Sometimes you luck out and the word of mouth you hear is exactly right. I had not seen the trailer for this movie, and I knew very little about it. It’s an independent film so it was not going to be playing everywhere, but a quick search found it at the Edwards Theater in West Covina, so off we went. Basically all I knew about the movie was that it starred Paul Giamatti, he plays a lawyer and he is also a wrestling coach. This does not really sound like a set up for a great story, but it turns out that if you know much more, it might not be as appealing. I don’t want to go into depth about the story but I do have some opinions that I want to share, so I will keep it focused on theme rather than plot.
Life is hard. It is really hard for some people, and most of us who are lucky enough to be blogging at all, much less about movies, probably will never know the difficulties that two thirds of the world faces on any given day. We barely get a chance to know the hard truths that face people in this country. We have crime, and emotional betrayal and poverty and drugs. They are present in different degrees in most places in the world. We also have the problems that plague the average hard working person. Those include physical maladies, financial difficulties and self loathing of one kind or another. We do what we can each day to make it work. Some days are better than others. Most of us don’t whine about the issues but they trouble us and we often need the release that comes from sharing those burdens. This movie is about the attempt to do the right thing, and sometimes failing. That failure does not mean that we are wrong or worthless but that this attempt did not work. So what are you going to do then?

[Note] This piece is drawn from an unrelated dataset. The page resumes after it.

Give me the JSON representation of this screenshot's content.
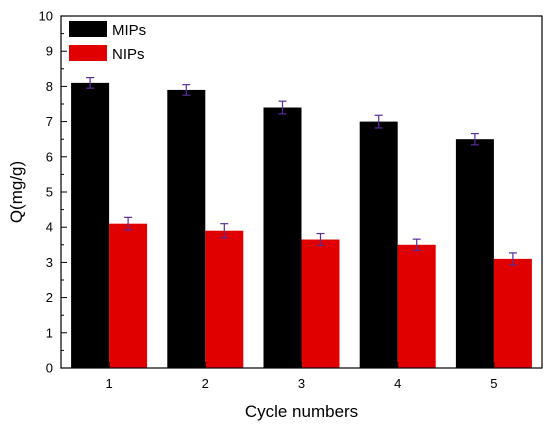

I know that I saw Paul Giamatti in films before he appeared in “Sideways” but he was never a lead character and I can’t say any of the parts he played were memorable. Since then he has been on a winning streak that any actor would love. He has starred in major films, independent cinema, television programs and cable movies and mini-series. Not to put to fine a point on it but he may very well be the least visually arresting actor on screen ever. He looks like your next door neighbor or the guy who works a couple of offices away. He is the most average looking actor that ever starred in a film. So it is abundantly clear that his appeal in entirely in his gifts. He can bring the characters he plays to life. We feel as if we know these characters because they are portrayed by someone who got the job because he could act not because his picture will look good on the poster. He is as good in this movie as he has been in anything. I think this is the kind of performance that gets by people because he turns them in so effortlessly they don’t notice. His character is trying to make it through the day, the week, the month and the year like all of us are. Some days are so tough that it is hard to function physically, other days give you a sense of pride that will leave pleasure for weeks. Everyday decisions have an impact, and the law of unintended consequences suggests that the results will be very surprising at times. The advantage is that if you are trying to do the right thing, in the long run you can recover from those things that you did that are not always as savory as you think they are.
There is a kid in the story that comes into the main character’s life. He is played by a newcomer named Alex Shaffer. This is the second performance I’ve seen in the last few months from a new actor, that really suggests that this is someone with some ability. Hailee Steinfeld from “True Grit” was a find who commanded the screen because her’s was the starring part. This guy is memorable because he is so much the character he played and his personality meshes so well with the story arc. Nothing is ever over the top, but a real personable character emerges. The part is very well written because he acts like a kid in his situation might, if given a chance to be a solid human.
I don’t know what Burt Young has been doing lately, but if you are a casting director in Hollywood, please remember him more often. This is another guy that is a natural when given a chance. In 1974 he played Curly in “Chinatown”, a big lug that helps out Jack Nicholson’s character, but we know he has also roughed up his wife who was cheating on him. In “Rocky” he is the self-pitying brother of Adrian, Rocky’s friend who is prone to violent outbursts. Here, he plays a version of the same character, a guy who has had a hard life and may not have always been a good guy. Having lived with someone with dementia, I thought he was spot on with the underlying suspicion but also the docile charm that a person in that part of life can experience.
All of the actors do a solid job showing the daily struggles that make living a chore but also a gift. There is abundant humor in the story but it really is a drama in the end. We care about the outcome, and not just of the wrestling matches. Somewhere, years ago, someone found a way to make wrestling a part of Hollywood story telling. It seems an unlikely background for a film yet it seems to work repeatedly. Here, the reason is plain, it is about the struggle to get though the challenge and the question you must constantly ask yourself. “What are you going to do about it?” This movie has some good answers, they are not always the things we would hope for, but they do tell us about our true character.